Il modello funziona? Sì, ma ci sono due problemi con esso. La prima è che le teorie a supporto sono molto deboli. Sebbene questo modello possa essere adattato ai dati osservativi, non c’è alcuna motivazione fisica per farlo. Esistono molti modelli che possono essere modificati per adattarsi ai dati, questo non significa che sia stato trovato un modello fisico robusto.

L’autore del lavoro sostiene che potrebbe esserci qualche meccanismo sottostante ancora da scoprire che fa sì che la luce stanca e le costanti fisiche si modifichino nel modo giusto, ma c’è ancora molta incertezza e supposizione nel modello.

Il secondo problema è che le osservazioni di JWST non stanno in alcun modo escludendo l’universo di 13,7 miliardi di anni. Le galassie si sono rivelate molto più complesse di quanto previsto da alcune simulazioni al computer, ma ciò non sorprende visti i limiti dei modelli di grandi strutture. Ci sono molti modi in cui le prime galassie potrebbero essersi evolute rapidamente che non richiedono nessuna riscrittura della cosmologia moderna.
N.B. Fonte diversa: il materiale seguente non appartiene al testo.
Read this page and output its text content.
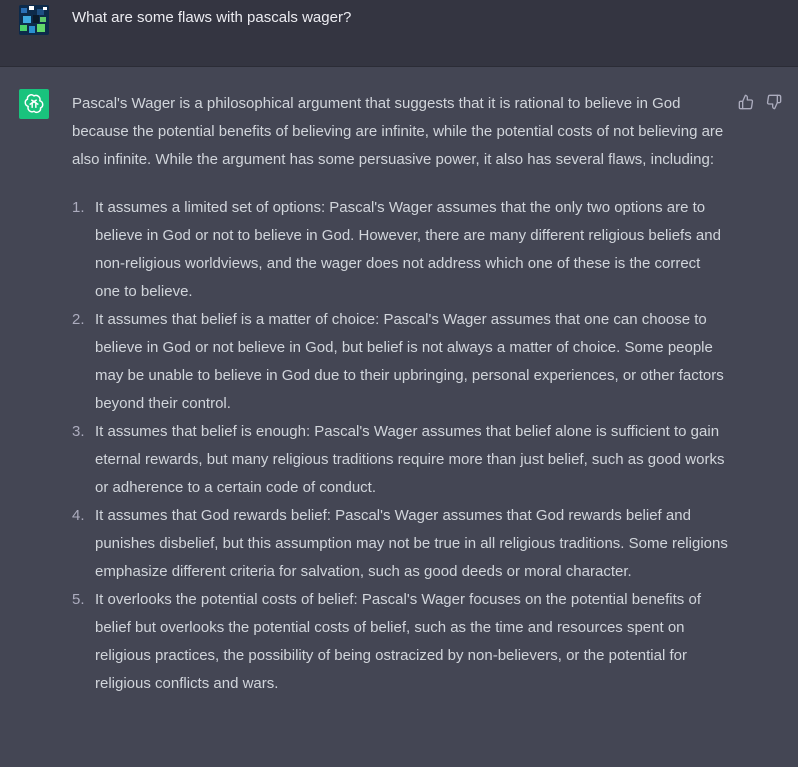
What are some flaws with pascals wager?

Pascal's Wager is a philosophical argument that suggests that it is rational to believe in God because the potential benefits of believing are infinite, while the potential costs of not believing are also infinite. While the argument has some persuasive power, it also has several flaws, including:

1. It assumes a limited set of options: Pascal's Wager assumes that the only two options are to believe in God or not to believe in God. However, there are many different religious beliefs and non-religious worldviews, and the wager does not address which one of these is the correct one to believe.
2. It assumes that belief is a matter of choice: Pascal's Wager assumes that one can choose to believe in God or not believe in God, but belief is not always a matter of choice. Some people may be unable to believe in God due to their upbringing, personal experiences, or other factors beyond their control.
3. It assumes that belief is enough: Pascal's Wager assumes that belief alone is sufficient to gain eternal rewards, but many religious traditions require more than just belief, such as good works or adherence to a certain code of conduct.
4. It assumes that God rewards belief: Pascal's Wager assumes that God rewards belief and punishes disbelief, but this assumption may not be true in all religious traditions. Some religions emphasize different criteria for salvation, such as good deeds or moral character.
5. It overlooks the potential costs of belief: Pascal's Wager focuses on the potential benefits of belief but overlooks the potential costs of belief, such as the time and resources spent on religious practices, the possibility of being ostracized by non-believers, or the potential for religious conflicts and wars.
Ma anche senza una forte motivazione fisica per creare questo modello, il lavoro è comunque utile. È il tipo di ragionamento che pensa fuori dagli schemi, il che è un ottimo modo per assicurarci di non rimanere bloccati in vecchi modelli solo perché finora hanno funzionato. È assai improbabile che questo nuovo modello ribalti la cosmologia standard, ma fintanto che le idee sono verificabili e confutabili, come lo è questo modello, non c’è nulla di male nell’aggiungerlo alle varie ipotesi.